Eins haben die preiswerten Rasierer jedoch nicht zu bieten, weshalb die Markenprodukte ihnen in diesem Punkt einen Schritt voraus sind – das Design des passenden Rasierers. Rasierer von Gillette oder Wilkinson für die Frau sind nicht nur dünn und haben die Form eines T – nein, sie sind elegant geschwungen, verfügen über schöne Rundungen, haben einen breiteren Griff, so dass sie gut in der Hand liegen und erfreuen zusätzlich durch ihre Farbvielfalt.

º Nützliches fürs Auto

Mittwoch, 18.11.2009

Zu den wirklich nützlichen Dingen, die man in seinem Auto unbedingt haben sollte, zählen viele Menschen eine KFZ-Halterung für das Handy. Mit solch einer Halterung hat das Mobiltelefon zum einen immer einen festen Platz im Auto und zum anderen ist die Freisprecheinrichtung so viel besser zu bedienen. Dies führt zu weniger Gefahr und so natürlich auch zu weniger Unfällen. Es gibt verschiedene Arten von KFZ-Halterungen. Die günstigen Varianten werden mittels einer Spreizhalterung an der Lüftung befestigt.
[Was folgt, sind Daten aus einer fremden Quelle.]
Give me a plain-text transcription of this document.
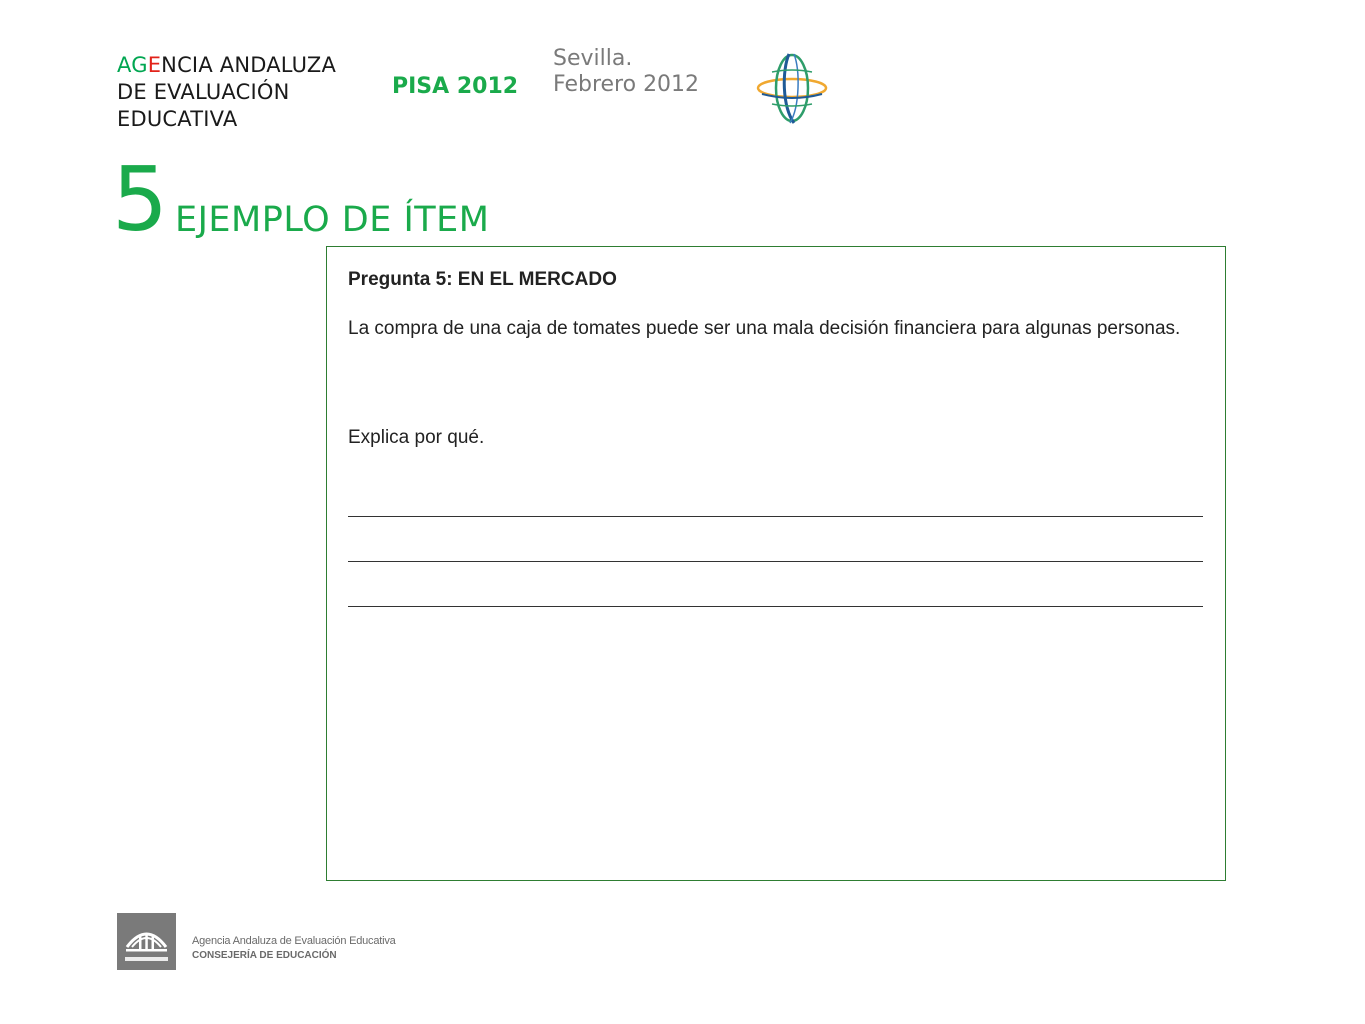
AGENCIA ANDALUZA
DE EVALUACIÓN
EDUCATIVA
PISA 2012
Sevilla.
Febrero 2012
5 EJEMPLO DE ÍTEM
Pregunta 5: EN EL MERCADO
La compra de una caja de tomates puede ser una mala decisión financiera para algunas personas.
Explica por qué.
Agencia Andaluza de Evaluación Educativa
CONSEJERÍA DE EDUCACIÓN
Auch Halterungen mit einem Saugkopf gibt es für wenig Geld zu kaufen. Kosten intensiver sind da schon Befestigungen, welche fest montiert werden müssen. Hier wackelt nichts und das Handy ist sicher in seiner Halterung. Wer ein Ladekabel für sein Auto besitzt, kann so bequem sein Handy aufladen. Ebenfalls ein nützliches Utensil sind Displayschutzfolien. Immer mehr Handys verfügen heute über Touchscreen, diese sind so besser geschützt. Ist die Folie nicht mehr ansehnlich, kann man sie einfach abziehen und eine neue Folie aufbringen. Wer geschickt ist und diese Folie ohne Bläschen aufbringen kann, wird optisch nicht erkennen, dass eine Displayschutzfolie nun sein Handy schützt. Gerade bei den teuren Geräten sollte immer eine solche Folie aufgebracht werden. Viele wollen ihr Handy später wieder verkaufen, hat das Display dann unschöne Kratzer wird der Verkäufer weniger Geld dafür bekommen. Wer hier Displayschutzfolien verwendet ist immer auf der sicheren Seite. Dieses Handy kann er dann ohne den kleinsten Kratzer verkaufen. Auf diese Art und Weise bekommt man mehr Geld für sein Gerät und kann dieses in ein neues Gerät investieren. Welches immer mit einer Folie geschützt werden soll.